BBC launches public attack on Murdoch 'imperialism'
By Vincent Graff, Media and Culture Editor
25 August 2003


The controller of BBC1 launched an unprecedented attack on Rupert Murdoch yesterday, calling the media billionaire a "capital imperialist" who wants to destabilise the corporation because he "is against everything the BBC stands for".

Lorraine Heggessey said Mr Murdoch's continued attacks on the BBC stemmed from a dislike of the public sector. But he did not understand that the British people "have a National Health Service, a public education system" and trust organisations that are there for the benefit of society and not driven by profit.

Her controversial comments, in an interview with The Independent, are believed to be the first time a senior BBC executive has publicly attacked the motives of the media tycoon. They follow an intensification of anti-BBC rhetoric from Mr Murdoch's side.

The BBC has been alarmed by the increasingly close relationship between the Government and Mr Murdoch's British newspapers, at a time when the BBC's relationship with New Labour is strained as never before.
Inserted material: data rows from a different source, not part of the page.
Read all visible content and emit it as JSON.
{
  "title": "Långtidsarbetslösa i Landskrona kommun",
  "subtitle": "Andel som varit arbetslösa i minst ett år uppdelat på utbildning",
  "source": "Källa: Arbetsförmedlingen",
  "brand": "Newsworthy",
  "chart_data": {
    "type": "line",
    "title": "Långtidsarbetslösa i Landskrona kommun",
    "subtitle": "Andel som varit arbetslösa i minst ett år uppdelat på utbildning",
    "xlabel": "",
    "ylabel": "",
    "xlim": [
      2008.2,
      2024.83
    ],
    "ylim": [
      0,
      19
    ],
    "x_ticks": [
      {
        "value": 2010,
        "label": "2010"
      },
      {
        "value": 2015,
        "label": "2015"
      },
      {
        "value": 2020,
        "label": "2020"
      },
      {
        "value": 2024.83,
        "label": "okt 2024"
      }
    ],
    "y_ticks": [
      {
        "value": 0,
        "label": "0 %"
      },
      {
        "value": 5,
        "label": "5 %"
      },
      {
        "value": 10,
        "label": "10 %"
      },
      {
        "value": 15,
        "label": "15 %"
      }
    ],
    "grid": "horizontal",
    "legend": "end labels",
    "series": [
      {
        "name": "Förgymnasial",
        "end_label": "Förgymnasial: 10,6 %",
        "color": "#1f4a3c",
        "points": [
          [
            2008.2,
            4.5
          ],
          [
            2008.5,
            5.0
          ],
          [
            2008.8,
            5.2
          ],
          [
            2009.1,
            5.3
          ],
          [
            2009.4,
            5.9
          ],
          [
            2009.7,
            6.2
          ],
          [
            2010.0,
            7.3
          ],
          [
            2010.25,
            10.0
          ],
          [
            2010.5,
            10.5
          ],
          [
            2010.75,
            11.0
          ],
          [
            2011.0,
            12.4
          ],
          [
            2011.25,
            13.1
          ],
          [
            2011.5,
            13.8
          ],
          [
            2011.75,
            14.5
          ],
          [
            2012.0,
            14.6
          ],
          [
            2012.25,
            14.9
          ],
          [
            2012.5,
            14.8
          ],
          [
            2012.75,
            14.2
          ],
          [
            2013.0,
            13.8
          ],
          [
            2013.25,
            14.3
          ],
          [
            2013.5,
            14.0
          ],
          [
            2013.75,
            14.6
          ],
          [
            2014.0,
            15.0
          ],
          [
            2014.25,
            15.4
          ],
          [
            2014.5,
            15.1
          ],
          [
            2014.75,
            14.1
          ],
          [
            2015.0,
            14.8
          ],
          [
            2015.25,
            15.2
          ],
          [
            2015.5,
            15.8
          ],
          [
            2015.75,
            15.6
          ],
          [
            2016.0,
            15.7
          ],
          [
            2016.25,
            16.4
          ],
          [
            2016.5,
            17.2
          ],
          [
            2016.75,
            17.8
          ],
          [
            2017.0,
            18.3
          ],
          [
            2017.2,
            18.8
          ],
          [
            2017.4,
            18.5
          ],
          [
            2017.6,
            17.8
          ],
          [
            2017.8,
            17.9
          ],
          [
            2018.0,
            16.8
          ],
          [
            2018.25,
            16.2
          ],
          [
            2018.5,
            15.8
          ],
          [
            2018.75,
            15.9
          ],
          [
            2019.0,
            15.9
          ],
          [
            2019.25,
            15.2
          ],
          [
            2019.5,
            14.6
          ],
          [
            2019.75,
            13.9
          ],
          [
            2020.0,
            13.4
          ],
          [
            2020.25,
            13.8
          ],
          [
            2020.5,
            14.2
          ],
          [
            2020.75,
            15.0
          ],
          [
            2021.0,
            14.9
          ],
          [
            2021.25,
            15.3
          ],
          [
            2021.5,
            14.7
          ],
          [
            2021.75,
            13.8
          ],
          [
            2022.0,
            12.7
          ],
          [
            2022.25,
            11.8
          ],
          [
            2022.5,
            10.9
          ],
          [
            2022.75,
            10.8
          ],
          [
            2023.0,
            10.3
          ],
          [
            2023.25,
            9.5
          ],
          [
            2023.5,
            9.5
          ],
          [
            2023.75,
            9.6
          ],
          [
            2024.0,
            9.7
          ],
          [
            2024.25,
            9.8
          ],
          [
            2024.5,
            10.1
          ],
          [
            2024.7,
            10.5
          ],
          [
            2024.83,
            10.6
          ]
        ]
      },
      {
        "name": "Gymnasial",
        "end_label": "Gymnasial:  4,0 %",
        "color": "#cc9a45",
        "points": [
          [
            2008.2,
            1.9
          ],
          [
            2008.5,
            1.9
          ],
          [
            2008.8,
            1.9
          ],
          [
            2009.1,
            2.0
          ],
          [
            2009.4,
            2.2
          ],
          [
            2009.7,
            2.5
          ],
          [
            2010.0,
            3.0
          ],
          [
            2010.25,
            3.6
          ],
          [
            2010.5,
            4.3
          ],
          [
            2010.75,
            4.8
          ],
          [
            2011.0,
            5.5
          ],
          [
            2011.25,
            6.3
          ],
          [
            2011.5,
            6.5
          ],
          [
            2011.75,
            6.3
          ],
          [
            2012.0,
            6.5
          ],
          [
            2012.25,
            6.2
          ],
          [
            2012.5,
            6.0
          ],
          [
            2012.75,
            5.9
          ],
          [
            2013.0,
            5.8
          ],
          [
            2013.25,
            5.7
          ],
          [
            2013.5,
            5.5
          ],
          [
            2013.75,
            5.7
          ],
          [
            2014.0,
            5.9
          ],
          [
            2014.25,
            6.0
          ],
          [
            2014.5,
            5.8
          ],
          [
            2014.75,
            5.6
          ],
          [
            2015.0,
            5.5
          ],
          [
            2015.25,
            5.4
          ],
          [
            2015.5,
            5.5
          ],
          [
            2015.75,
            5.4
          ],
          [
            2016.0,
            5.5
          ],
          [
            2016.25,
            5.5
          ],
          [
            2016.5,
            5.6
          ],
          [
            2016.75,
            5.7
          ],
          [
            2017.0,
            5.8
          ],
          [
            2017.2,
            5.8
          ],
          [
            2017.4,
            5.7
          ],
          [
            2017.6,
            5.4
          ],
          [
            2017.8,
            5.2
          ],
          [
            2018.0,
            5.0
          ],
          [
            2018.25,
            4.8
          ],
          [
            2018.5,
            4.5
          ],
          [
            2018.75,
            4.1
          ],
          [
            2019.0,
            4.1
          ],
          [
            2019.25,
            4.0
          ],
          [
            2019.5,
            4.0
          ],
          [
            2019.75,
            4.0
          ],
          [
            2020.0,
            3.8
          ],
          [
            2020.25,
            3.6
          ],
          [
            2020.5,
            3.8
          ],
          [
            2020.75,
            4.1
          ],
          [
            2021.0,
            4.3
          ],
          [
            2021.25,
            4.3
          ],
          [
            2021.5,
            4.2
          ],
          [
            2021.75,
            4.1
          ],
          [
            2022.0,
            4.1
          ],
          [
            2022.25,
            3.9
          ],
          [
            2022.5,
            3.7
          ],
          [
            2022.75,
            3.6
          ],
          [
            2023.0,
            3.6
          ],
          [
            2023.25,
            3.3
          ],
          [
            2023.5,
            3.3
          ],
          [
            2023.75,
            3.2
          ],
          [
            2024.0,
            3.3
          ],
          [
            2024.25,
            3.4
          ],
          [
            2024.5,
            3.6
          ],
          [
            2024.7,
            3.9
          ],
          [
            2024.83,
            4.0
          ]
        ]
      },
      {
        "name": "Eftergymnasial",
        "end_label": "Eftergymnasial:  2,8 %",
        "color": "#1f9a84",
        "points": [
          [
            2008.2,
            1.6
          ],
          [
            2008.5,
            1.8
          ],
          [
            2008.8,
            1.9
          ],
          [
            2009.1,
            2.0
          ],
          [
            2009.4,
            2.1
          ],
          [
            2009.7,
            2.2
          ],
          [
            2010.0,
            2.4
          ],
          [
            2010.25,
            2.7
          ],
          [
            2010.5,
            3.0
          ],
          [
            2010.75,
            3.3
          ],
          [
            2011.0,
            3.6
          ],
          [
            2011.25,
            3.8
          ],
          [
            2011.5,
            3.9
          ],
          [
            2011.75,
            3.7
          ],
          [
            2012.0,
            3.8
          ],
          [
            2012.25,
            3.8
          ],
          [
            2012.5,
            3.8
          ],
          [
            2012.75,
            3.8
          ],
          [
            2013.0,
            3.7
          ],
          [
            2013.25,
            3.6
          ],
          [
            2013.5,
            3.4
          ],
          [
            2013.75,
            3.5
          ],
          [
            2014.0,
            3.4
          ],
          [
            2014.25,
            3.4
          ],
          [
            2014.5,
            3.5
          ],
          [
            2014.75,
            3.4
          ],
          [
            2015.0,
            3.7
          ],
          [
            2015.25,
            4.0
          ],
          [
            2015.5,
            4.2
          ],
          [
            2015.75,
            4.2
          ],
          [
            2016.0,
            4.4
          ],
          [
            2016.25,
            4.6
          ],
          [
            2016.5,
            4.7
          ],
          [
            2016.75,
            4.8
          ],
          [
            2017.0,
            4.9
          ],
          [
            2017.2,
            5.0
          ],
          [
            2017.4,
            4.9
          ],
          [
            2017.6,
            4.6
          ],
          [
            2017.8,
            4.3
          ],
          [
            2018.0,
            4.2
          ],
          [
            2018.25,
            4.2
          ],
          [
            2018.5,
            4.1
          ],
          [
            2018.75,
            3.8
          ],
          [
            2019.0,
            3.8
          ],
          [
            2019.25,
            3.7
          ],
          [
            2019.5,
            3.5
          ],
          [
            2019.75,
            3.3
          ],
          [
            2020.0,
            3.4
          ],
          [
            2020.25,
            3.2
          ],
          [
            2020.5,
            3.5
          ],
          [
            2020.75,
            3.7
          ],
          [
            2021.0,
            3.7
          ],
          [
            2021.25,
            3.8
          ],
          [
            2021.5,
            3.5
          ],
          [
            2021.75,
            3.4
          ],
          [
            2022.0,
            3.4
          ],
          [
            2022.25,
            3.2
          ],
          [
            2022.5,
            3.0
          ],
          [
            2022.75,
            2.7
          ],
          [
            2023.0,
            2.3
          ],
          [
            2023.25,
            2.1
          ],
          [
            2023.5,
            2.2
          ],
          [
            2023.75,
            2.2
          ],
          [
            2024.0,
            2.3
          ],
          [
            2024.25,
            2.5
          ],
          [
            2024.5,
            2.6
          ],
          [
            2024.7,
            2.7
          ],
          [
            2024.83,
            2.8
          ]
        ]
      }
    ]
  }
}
The frostiness of the relationship has raised speculation that the Government will consider abolishing the licence fee in its forthcoming review of the BBC's charter.

Ms Heggessey's remarks will cheer supporters of the corporation who fear the BBC has kept quiet for too long in the face of attack from Mr Murdoch and his most senior employees.

Her comments come in the wake of a speech to the country's senior broadcasting executives by Tony Ball, chief executive of British Sky Broadcasting, in which Mr Murdoch's News Corporation is the major shareholder.

Mr Ball told the Edinburgh International Television Festival last week that the BBC ought to be forced to sell its most successful programmes, such as EastEnders, Casualty and Have I Got News For You to its commercial rivals, who would screen all future episodes instead. The money raised by such sales should then be ploughed into experimental programming, he said.

Executives at the BBC and elsewhere see the plan as a Murdoch-inspired attempt to cripple the corporation by depriving it of its most popular shows - and the large audiences that go with them.